L’ultimo bicchiere
Era una sera piovosa di gennaio, e il vento sibilava tra i vicoli di una Napoli silenziosa. L’ispettore Elena Costa era rimasta in ufficio oltre l’orario, come spesso accadeva quando un caso la tormentava. Davanti a lei, sul tavolo, una foto sbiadita di Luigi Mansi, noto avvocato trovato morto nel suo studio appena una settimana prima. La causa del decesso? Avvelenamento. Ma il colpevole? Ancora un mistero.
Mansi era noto per la sua ambiguità morale: un brillante legale capace di far assolvere colpevoli palesi. Non stupiva che avesse nemici, ma il metodo era insolito. Niente spari, niente coltelli. Solo una bottiglia di vino pregiato, lasciata sulla sua scrivania.

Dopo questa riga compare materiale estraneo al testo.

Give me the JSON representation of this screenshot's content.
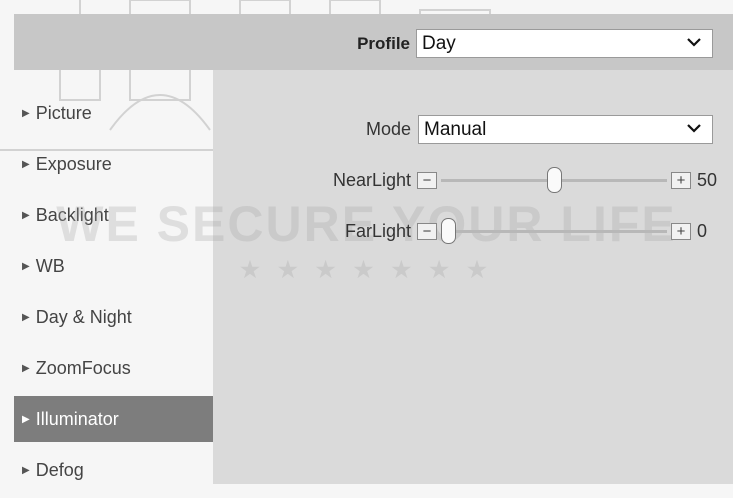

Elena aveva studiato la scena del crimine con attenzione. La bottiglia di Amarone, un’annata rara, era stata inviata con un biglietto anonimo: “Un brindisi al nostro passato.” Nessuna impronta, nessun indizio sul mittente. Ma c’era qualcosa che stonava: il bicchiere incriminato era stato usato solo per un sorso. Chiunque fosse stato, non aveva intenzione di brindare davvero.

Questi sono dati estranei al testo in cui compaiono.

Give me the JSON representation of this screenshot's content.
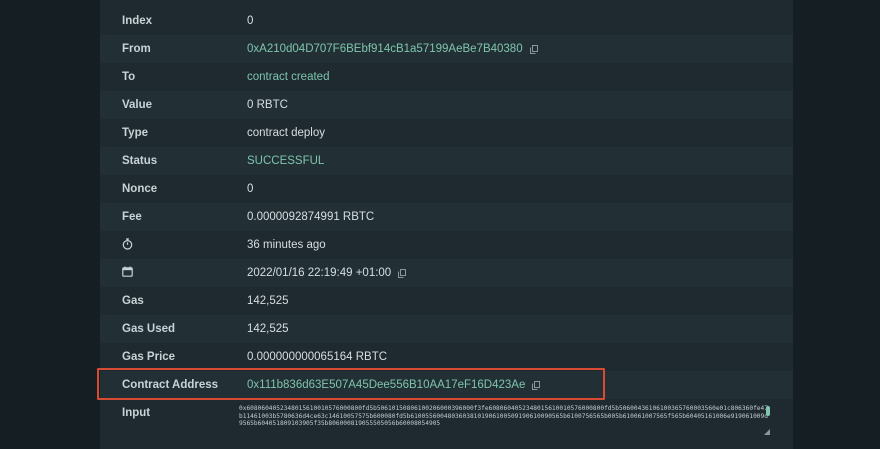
{
  "rows": [
    {
      "label": "Index",
      "value": "0"
    },
    {
      "label": "From",
      "value": "0xA210d04D707F6BEbf914cB1a57199AeBe7B40380"
    },
    {
      "label": "To",
      "value": "contract created"
    },
    {
      "label": "Value",
      "value": "0 RBTC"
    },
    {
      "label": "Type",
      "value": "contract deploy"
    },
    {
      "label": "Status",
      "value": "SUCCESSFUL"
    },
    {
      "label": "Nonce",
      "value": "0"
    },
    {
      "label": "Fee",
      "value": "0.0000092874991 RBTC"
    },
    {
      "label": "",
      "icon": "stopwatch-icon",
      "value": "36 minutes ago"
    },
    {
      "label": "",
      "icon": "calendar-icon",
      "value": "2022/01/16 22:19:49 +01:00"
    },
    {
      "label": "Gas",
      "value": "142,525"
    },
    {
      "label": "Gas Used",
      "value": "142,525"
    },
    {
      "label": "Gas Price",
      "value": "0.000000000065164 RBTC"
    },
    {
      "label": "Contract Address",
      "value": "0x111b836d63E507A45Dee556B10AA17eF16D423Ae"
    },
    {
      "label": "Input",
      "value": "0x6080604052348015610010576000800fd5b50610150806100206000396000f3fe6080604052348015610010576000800fd5b50600436106100365760003560e01c806360fe47b11461003b5780636d4ce63c14610057575b600080fd5b61005560048036038101906100509190610090565b6100756565b005b610061007565f565b60405161006e919061009d9565b604051809103905f35b806000819055505056b60008054905"
    }
  ],
  "colors": {
    "background": "#151e22",
    "panel": "#1e2a30",
    "accent": "#7fc4ae",
    "highlight": "#d94a32"
  }
}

Un’idea balenò nella mente di Elena. La parola “passato” nel biglietto. Forse qualcuno del passato dell’avvocato aveva deciso di regolare i conti. Scorrendo i suoi fascicoli, trovò un nome ricorrente: Anna Vitiello. Un’ex cliente, madre di un ragazzo che Mansi aveva difeso con successo anni prima, ma che era morto pochi mesi dopo il processo, ucciso in una rissa tra bande. La donna aveva accusato Mansi di aver liberato un assassino.

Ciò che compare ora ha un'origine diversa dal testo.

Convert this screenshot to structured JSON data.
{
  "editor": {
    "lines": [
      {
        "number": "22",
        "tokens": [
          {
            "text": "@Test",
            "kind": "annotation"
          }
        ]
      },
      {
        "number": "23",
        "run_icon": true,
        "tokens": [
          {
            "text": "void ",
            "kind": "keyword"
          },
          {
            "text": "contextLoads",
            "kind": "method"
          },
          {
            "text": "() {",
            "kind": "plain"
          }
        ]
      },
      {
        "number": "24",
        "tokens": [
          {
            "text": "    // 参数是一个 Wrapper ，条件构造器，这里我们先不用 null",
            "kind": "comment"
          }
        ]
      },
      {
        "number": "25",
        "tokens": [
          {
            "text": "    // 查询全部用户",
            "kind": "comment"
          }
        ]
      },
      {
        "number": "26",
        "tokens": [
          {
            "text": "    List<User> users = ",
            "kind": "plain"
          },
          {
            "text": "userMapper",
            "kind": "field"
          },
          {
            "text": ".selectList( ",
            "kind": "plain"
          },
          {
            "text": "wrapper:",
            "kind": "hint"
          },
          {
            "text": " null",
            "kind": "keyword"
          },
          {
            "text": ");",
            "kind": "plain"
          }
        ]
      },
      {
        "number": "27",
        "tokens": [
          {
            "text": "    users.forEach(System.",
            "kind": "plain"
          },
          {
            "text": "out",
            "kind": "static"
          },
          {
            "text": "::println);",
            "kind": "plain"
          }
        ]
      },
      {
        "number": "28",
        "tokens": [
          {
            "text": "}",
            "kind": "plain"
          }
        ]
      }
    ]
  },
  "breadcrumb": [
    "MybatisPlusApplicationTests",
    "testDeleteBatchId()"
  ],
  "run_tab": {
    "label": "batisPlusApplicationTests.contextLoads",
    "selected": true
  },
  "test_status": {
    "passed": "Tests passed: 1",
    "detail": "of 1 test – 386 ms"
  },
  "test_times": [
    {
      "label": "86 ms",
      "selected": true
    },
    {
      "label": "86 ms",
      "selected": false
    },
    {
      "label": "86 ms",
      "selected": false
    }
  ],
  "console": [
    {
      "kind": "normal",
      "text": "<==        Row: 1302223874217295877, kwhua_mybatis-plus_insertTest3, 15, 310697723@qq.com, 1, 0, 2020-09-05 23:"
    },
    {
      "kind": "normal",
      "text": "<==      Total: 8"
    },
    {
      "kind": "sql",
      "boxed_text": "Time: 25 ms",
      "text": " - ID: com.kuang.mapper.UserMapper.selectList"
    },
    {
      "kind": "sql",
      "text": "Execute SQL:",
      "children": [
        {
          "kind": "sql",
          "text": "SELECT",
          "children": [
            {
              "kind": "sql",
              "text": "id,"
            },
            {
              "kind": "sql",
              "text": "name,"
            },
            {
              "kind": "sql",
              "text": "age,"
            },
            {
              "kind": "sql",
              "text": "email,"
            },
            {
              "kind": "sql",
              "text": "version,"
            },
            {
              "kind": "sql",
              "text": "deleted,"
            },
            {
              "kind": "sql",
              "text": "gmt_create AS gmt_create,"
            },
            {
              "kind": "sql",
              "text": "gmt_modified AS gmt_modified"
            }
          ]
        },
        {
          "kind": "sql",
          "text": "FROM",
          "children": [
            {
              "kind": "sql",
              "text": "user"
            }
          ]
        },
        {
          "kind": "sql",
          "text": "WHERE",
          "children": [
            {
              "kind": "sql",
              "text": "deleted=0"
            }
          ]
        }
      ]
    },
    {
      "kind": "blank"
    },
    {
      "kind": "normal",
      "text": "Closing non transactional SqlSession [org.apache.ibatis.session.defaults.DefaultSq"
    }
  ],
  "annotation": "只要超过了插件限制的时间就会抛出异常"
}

Elena decise di interrogare Anna. La trovò nel suo appartamento, un piccolo bilocale alla periferia della città. La donna, pallida e con lo sguardo perso, non sembrava sorpresa dalla visita.
“Mi aspettavo di vederla,” disse Anna, versandosi un bicchiere d’acqua. “Sapevo che sarebbe arrivata qui, prima o poi.”
“Può spiegarmi cosa intende?” chiese Elena, cercando di non mostrare troppo interesse.
Anna sorrise amaramente. “Non ho ucciso Mansi, se è quello che pensa. Ma non posso dire che mi dispiaccia.”
“Conosce questa bottiglia?” Elena estrasse una foto della bottiglia di Amarone. Anna la fissò per un istante, poi scosse la testa.
“No. Ma so chi potrebbe avergliela mandata.”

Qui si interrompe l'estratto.